Он все еще размышлял, когда на поляну выкатились первые фургоны, а
потом пришлось заняться мулами, костром, топливом. Но мысли остались...
Лилит очаровательна. Если уж должен человек жениться из-за денег, то
лучшей не сыскать. У нее своя голова на плечах, но это как раз ему
нравилось... и он вдруг подумал - а что дала ему игра за все потраченные
на нее годы? Годы, потерянные безвозвратно...
Но все равно, надо быть последним дураком, чтобы ползти через эти
горы и ломать себе спину тяжкой работой, когда верхом можно прорваться
через них за несколько часов. Почему бы не забыть Лилит вообще? Почему
бы не уехать прямо сейчас, сегодня ночью?
- Нам уже немного осталось, - донесся от костра голос Лилит. Она
произнесла эти слова - и они повисли в воздухе, как будто это было не
утверждение, а вопрос.
- Когда мы пересечем горы, я вам уже не очень буду нужен, - ответил
он. - Оттуда вам уже будет легко добраться до места... ну, куда вы
едете...
- Кроличий Каньон... это на Материнской Жиле (Материнская Жила -
главная жила какого-либо месторождения (здесь речь идет о месторождении
золота в Калифорнии, открытом в 1848 году).).

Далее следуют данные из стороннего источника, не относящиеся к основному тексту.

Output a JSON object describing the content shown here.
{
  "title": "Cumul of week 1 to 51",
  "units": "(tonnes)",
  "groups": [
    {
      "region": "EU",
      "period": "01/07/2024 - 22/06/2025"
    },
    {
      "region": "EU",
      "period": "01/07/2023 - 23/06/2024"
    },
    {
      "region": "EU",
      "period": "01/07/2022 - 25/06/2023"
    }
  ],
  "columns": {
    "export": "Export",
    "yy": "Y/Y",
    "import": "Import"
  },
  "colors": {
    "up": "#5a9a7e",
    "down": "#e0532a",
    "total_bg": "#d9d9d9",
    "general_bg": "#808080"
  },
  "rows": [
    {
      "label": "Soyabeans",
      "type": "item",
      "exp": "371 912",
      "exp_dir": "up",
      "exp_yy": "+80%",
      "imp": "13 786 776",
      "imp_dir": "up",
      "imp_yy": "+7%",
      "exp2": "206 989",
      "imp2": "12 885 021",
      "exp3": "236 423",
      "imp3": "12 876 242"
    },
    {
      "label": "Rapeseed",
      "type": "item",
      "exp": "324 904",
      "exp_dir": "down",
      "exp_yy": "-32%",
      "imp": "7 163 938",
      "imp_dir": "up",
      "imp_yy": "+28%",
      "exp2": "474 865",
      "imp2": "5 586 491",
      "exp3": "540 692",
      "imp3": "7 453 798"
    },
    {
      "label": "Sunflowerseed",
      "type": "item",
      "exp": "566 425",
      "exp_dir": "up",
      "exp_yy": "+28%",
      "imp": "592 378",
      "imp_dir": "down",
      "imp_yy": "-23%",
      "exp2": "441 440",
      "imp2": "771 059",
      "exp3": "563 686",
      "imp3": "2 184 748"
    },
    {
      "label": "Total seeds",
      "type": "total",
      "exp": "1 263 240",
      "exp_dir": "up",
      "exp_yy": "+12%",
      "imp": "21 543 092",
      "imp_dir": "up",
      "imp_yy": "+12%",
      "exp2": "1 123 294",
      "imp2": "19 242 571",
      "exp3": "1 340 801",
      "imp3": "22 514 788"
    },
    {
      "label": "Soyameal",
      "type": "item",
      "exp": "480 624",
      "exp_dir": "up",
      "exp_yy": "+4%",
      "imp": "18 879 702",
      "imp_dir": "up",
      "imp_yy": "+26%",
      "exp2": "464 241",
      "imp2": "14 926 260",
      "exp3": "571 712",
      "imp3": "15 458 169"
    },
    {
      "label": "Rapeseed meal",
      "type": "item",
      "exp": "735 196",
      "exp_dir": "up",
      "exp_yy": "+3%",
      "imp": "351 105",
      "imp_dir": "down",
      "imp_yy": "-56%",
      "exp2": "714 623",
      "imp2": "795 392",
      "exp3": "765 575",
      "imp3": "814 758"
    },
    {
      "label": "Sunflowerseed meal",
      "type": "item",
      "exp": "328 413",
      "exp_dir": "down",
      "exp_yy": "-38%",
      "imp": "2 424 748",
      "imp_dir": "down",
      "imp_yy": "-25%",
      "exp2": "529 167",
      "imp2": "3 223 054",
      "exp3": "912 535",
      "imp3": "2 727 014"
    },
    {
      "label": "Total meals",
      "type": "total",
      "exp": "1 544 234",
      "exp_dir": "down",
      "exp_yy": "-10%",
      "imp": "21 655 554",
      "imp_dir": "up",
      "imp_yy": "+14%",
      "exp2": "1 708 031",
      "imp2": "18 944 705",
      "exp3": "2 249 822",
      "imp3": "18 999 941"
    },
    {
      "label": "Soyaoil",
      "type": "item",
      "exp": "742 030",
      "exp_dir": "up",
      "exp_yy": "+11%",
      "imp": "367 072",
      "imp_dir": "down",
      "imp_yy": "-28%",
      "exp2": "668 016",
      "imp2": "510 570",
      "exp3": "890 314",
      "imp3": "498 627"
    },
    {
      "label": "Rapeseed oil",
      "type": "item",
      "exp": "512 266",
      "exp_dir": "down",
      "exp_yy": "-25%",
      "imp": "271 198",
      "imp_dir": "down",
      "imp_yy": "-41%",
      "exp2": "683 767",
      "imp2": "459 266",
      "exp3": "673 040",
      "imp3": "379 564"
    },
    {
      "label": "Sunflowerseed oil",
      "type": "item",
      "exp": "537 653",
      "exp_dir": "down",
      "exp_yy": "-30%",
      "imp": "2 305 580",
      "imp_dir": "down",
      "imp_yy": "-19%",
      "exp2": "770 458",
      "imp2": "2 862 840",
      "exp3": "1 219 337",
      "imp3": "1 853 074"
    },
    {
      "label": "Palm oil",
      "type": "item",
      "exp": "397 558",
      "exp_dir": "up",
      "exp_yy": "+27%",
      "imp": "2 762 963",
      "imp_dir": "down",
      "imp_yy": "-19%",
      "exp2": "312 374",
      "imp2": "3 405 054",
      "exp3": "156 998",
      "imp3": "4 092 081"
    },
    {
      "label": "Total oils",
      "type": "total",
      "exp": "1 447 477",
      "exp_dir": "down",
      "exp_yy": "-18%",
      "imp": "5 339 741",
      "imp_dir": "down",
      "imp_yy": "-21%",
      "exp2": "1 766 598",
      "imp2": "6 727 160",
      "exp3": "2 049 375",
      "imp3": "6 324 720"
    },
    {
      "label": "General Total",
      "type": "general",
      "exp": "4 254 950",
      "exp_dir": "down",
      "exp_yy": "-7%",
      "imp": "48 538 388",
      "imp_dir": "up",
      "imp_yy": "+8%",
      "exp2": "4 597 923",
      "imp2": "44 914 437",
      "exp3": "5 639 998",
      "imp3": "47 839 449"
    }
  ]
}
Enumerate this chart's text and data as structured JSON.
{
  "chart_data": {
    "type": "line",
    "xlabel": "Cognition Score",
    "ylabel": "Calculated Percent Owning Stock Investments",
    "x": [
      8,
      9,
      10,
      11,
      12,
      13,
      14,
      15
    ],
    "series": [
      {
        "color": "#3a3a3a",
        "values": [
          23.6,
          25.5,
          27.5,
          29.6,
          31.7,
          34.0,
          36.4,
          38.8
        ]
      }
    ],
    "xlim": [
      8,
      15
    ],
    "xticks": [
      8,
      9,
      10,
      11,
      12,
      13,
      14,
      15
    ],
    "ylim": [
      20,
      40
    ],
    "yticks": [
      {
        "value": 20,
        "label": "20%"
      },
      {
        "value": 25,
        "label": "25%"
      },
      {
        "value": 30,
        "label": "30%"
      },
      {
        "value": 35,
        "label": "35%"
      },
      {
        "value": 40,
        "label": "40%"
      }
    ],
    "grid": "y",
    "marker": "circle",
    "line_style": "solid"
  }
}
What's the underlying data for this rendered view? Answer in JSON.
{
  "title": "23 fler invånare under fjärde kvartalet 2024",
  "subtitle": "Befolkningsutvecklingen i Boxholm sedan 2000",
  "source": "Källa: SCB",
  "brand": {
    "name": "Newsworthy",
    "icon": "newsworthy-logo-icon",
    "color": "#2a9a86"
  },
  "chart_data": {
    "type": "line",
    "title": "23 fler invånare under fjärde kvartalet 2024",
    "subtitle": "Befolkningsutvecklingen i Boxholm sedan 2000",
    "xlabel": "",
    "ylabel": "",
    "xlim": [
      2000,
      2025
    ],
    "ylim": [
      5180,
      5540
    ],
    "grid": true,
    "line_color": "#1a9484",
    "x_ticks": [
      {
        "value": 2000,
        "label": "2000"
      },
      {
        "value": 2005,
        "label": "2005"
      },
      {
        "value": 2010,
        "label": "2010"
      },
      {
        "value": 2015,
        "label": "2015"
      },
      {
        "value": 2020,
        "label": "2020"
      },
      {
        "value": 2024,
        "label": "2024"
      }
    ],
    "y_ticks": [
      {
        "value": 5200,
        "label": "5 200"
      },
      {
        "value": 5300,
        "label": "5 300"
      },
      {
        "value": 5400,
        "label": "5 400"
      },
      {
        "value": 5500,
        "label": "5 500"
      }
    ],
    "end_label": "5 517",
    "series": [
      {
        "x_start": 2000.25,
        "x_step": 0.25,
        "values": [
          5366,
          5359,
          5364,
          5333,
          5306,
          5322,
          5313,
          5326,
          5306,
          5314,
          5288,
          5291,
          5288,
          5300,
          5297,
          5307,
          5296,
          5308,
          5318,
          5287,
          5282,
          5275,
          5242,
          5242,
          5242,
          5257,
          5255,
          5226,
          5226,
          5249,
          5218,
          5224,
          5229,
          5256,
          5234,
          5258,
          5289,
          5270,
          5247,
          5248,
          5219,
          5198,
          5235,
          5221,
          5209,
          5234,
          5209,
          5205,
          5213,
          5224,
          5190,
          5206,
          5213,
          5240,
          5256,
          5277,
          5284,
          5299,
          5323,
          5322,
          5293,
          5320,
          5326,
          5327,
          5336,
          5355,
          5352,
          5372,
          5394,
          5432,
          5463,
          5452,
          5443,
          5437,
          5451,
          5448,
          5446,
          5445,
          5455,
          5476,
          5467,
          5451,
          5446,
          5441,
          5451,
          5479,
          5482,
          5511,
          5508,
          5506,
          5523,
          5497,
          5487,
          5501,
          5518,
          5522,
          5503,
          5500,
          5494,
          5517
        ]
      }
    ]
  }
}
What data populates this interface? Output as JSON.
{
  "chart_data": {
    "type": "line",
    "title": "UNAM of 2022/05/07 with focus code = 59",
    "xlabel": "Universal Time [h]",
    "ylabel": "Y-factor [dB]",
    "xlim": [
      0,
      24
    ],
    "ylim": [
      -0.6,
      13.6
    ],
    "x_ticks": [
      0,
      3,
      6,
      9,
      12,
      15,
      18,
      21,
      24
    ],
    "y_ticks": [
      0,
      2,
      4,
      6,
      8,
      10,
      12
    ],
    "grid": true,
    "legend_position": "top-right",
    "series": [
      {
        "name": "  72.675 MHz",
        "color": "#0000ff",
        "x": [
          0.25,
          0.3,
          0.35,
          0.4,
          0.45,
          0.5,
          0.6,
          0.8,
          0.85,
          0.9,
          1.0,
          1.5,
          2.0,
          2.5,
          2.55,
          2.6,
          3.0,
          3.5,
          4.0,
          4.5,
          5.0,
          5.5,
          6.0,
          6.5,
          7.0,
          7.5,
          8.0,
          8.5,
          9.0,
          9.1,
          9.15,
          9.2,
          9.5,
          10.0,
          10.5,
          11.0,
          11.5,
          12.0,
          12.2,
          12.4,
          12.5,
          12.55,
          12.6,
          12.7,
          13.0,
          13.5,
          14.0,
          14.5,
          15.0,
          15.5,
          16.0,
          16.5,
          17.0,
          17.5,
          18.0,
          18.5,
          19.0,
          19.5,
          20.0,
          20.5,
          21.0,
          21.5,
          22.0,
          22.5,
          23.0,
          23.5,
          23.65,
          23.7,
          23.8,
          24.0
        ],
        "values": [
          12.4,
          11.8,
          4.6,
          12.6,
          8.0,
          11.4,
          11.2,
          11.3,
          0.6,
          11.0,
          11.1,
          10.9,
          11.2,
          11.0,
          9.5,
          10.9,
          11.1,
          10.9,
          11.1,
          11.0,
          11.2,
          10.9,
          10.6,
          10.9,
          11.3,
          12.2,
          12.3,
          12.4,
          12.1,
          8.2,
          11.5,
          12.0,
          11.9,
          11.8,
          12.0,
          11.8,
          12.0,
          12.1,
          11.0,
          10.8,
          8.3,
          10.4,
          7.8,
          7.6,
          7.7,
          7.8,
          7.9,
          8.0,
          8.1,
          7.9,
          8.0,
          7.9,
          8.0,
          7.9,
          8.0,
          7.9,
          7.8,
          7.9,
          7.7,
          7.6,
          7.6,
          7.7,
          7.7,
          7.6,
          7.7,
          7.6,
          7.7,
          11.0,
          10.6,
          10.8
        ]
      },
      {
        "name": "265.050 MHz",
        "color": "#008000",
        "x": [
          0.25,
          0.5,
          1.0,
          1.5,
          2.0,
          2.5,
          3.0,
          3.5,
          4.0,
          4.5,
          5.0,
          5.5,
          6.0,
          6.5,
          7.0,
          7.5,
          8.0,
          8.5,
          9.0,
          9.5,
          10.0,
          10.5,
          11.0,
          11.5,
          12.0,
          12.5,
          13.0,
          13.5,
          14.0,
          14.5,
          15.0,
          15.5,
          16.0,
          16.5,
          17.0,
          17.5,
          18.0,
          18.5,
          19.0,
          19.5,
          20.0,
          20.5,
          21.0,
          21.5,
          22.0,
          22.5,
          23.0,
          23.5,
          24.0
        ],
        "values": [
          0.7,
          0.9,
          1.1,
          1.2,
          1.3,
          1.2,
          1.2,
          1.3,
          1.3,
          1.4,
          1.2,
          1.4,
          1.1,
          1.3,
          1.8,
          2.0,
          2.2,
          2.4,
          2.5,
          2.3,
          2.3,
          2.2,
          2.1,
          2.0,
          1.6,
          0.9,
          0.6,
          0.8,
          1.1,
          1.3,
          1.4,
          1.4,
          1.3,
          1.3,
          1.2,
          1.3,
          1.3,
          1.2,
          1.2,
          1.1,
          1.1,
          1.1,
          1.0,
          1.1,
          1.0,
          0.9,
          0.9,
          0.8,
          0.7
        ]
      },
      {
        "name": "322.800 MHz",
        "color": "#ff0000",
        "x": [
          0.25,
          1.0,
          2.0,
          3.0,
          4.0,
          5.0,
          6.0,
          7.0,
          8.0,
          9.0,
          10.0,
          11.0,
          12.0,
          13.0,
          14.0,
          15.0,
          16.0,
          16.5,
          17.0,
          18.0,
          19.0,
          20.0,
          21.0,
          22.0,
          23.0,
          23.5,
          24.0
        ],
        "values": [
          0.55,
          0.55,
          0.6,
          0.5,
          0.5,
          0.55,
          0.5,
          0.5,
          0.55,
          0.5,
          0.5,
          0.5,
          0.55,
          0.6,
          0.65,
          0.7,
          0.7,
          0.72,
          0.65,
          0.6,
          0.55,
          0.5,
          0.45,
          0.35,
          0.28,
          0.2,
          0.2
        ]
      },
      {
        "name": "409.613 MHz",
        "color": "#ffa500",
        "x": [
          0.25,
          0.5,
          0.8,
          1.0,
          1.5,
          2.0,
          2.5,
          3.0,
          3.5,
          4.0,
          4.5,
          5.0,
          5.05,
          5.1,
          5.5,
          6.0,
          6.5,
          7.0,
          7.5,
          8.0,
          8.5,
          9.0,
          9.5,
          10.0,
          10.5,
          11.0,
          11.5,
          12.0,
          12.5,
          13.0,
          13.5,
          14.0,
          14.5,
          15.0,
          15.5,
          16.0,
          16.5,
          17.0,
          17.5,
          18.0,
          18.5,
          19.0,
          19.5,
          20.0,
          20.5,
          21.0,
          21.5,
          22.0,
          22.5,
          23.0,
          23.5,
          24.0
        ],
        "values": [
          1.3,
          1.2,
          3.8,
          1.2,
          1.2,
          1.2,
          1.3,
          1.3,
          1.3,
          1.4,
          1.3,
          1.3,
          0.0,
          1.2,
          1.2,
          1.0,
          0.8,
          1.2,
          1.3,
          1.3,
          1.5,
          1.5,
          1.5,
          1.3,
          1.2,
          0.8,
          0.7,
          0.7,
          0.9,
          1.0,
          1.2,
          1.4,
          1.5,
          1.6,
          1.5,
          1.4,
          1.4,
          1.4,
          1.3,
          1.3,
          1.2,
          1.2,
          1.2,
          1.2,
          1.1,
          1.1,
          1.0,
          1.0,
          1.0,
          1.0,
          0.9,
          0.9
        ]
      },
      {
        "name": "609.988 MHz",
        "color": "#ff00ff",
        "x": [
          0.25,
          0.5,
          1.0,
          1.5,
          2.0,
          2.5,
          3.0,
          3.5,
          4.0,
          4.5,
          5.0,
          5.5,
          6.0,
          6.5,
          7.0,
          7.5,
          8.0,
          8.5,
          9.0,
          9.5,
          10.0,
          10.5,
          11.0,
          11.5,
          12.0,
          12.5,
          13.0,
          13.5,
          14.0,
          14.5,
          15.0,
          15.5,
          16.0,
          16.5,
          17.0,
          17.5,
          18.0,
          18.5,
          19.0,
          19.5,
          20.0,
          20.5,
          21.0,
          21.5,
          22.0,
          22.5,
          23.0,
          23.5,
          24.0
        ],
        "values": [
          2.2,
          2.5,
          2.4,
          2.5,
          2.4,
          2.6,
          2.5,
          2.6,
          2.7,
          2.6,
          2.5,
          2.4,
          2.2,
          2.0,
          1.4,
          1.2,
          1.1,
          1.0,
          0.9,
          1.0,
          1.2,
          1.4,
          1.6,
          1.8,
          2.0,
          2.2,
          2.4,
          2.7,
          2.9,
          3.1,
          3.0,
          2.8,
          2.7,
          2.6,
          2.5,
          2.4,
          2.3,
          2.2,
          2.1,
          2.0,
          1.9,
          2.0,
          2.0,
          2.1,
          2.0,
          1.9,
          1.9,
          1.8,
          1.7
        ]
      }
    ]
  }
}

Лилит ответила, не задумываясь, но потом, подняв крышку с котелка,
вдруг осознала смысл его замечания. Он больше не будет нужен? Что же, он
собирается уехать, как только они пересекут Сьерру?
На мгновение ей показалось, будто ее ударили. Она замерла, уставясь
на чайник невидящим взглядом; потом медленно опустила крышку на место и
выпрямилась.
Вдруг она почувствовала себя опустошенной, одинокой и покинутой. Но
почему, что это с ней? В конце концов, он же просто охотник за приданым,
разве не так? Бродяга, голоштанный игрок... Да разве стоит такой
человек, чтобы вот так из-за него убиваться?
Она хотела было спросить, когда он собирается уехать - и побоялась
услышать ответ. Подбросила в огонь веток, потом снова подняла крышку и
перемешала жаркое.
Но он заговорил сам - и произнес именно то, что она боялась услышать:
- Я подумал, что могу уехать вперед, верхом... мы ведь уже почти на
месте, а меня нетерпение гложет.
Она заставила себя говорить обыденным голосом.